MTEL Foundations of Reading

Category - Foundations of Reading

A second-grade teacher wants to ensure that students become automatic in recognizing the orthographic patterns they are explicitly taught during decoding instruction. According to evidence-based best practices, which of the following instructional strategies best promotes students' automatic recognition of a new orthographic pattern to support proficient reading?
  1. Providing instruction in the new orthographic pattern implicitly when it arises in the context of reading a shared text or it appears in a text selected for comprehension instruction.
  2. Providing practice with phoneme-grapheme mapping and various reading and spelling activities that focus on words containing the new orthographic pattern.
  3. Emphasizing the use of the three-cueing systems, especially context clues, to decode words that contain the new orthographic pattern.

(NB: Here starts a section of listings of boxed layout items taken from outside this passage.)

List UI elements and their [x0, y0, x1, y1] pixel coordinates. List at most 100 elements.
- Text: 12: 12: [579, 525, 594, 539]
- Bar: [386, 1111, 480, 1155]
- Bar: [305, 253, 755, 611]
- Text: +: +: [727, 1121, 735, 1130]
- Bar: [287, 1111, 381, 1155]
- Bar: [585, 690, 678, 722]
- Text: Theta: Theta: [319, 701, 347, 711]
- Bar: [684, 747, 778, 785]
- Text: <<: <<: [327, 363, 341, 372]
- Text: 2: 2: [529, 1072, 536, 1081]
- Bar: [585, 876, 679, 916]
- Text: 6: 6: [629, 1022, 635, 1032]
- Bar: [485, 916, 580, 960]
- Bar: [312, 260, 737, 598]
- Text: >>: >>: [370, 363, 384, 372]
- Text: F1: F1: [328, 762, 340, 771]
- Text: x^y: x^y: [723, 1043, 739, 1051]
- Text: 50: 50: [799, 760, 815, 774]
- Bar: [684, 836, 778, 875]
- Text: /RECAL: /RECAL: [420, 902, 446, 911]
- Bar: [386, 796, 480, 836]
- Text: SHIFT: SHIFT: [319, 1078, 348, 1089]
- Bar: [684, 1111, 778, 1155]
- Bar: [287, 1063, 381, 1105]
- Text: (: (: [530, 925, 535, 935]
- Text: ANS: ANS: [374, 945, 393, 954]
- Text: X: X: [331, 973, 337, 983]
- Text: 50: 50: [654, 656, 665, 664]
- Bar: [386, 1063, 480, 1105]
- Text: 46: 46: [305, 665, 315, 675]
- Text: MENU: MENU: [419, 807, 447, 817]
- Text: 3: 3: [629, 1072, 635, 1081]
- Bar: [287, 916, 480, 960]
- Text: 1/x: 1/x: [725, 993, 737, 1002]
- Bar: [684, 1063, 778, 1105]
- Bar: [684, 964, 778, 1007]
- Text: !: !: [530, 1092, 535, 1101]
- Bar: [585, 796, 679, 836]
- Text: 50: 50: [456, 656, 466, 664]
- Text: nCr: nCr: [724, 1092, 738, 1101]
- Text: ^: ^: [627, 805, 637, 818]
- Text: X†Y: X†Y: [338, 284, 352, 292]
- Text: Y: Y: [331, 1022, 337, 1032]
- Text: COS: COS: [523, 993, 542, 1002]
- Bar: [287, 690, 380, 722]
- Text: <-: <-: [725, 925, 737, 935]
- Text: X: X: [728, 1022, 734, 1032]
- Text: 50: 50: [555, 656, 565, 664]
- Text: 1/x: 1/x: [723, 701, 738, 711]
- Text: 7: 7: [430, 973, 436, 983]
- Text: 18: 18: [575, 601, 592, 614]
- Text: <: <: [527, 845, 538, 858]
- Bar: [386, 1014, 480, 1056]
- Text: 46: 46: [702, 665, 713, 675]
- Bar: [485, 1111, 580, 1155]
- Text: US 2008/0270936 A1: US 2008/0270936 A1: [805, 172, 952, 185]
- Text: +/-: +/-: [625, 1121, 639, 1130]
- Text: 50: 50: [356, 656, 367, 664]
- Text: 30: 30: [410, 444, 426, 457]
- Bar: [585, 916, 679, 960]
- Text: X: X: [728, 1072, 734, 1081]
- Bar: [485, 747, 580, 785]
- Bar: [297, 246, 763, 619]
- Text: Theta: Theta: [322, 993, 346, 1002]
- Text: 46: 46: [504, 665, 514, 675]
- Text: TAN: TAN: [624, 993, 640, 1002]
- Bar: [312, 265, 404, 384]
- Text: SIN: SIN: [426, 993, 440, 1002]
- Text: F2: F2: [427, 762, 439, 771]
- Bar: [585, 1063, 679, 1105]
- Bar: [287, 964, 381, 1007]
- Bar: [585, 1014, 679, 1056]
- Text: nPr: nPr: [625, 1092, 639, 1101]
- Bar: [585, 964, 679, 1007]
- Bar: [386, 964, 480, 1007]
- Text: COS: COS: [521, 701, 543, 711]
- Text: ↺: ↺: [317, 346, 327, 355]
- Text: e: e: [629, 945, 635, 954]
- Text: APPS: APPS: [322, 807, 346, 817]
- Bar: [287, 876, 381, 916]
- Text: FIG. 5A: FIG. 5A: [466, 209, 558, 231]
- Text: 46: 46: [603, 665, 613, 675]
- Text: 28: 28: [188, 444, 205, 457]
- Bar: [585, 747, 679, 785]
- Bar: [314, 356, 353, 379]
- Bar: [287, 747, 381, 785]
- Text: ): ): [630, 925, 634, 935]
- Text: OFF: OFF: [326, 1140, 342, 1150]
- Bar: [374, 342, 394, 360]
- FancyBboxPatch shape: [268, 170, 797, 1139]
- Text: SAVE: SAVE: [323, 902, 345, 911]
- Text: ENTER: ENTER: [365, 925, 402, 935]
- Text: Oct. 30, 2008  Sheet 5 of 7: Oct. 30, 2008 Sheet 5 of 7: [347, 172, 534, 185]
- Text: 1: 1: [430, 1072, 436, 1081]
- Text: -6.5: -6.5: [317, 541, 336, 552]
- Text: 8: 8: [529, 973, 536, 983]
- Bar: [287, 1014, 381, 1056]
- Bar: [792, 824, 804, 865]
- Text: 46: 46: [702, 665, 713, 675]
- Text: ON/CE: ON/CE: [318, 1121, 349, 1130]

  4. Emphasizing a tactile-kinesthetic approach when introducing new words that follow the new orthographic pattern.
Explanation
Correct Response: B. Option B is correct because this strategy provides students with extensive practice focused on accurately encoding and decoding the newly learned orthographic patterns in word context. Evidence indicates that such practice strengthens the orthographic representation of the words in the students' mental lexicon and helps build automatic word recognition or automaticity, the ability to recognize words without conscious effort. Evidence also suggests that once new orthographic knowledge develops, a reader can more readily apply it to unfamiliar words in context. Option A is incorrect because evidence does not support implicit instruction as an effective method to achieve automatic word recognition. In addition, implicit instruction would not provide students with enough practice to develop automaticity. Option C is incorrect because scientific evidence indicates that this strategy, also known as the three-cueing systems, is the way poor readers attempt to read unfamiliar words in print; whereas, proficient readers use decoding to identify unfamiliar words. In addition, emphasizing context clues as a word-identification strategy distracts students from attending to the words' orthographic forms, which is necessary for developing automatic word recognition. The process of decoding or sounding out words is essential to a reader's acquisition of new orthographic knowledge, and the development of automaticity is essential for achieving sufficient fluency to support reading comprehension. Option D is incorrect because the strategy does not directly facilitate the decoding and encoding processes necessary for applying orthographic knowledge automatically.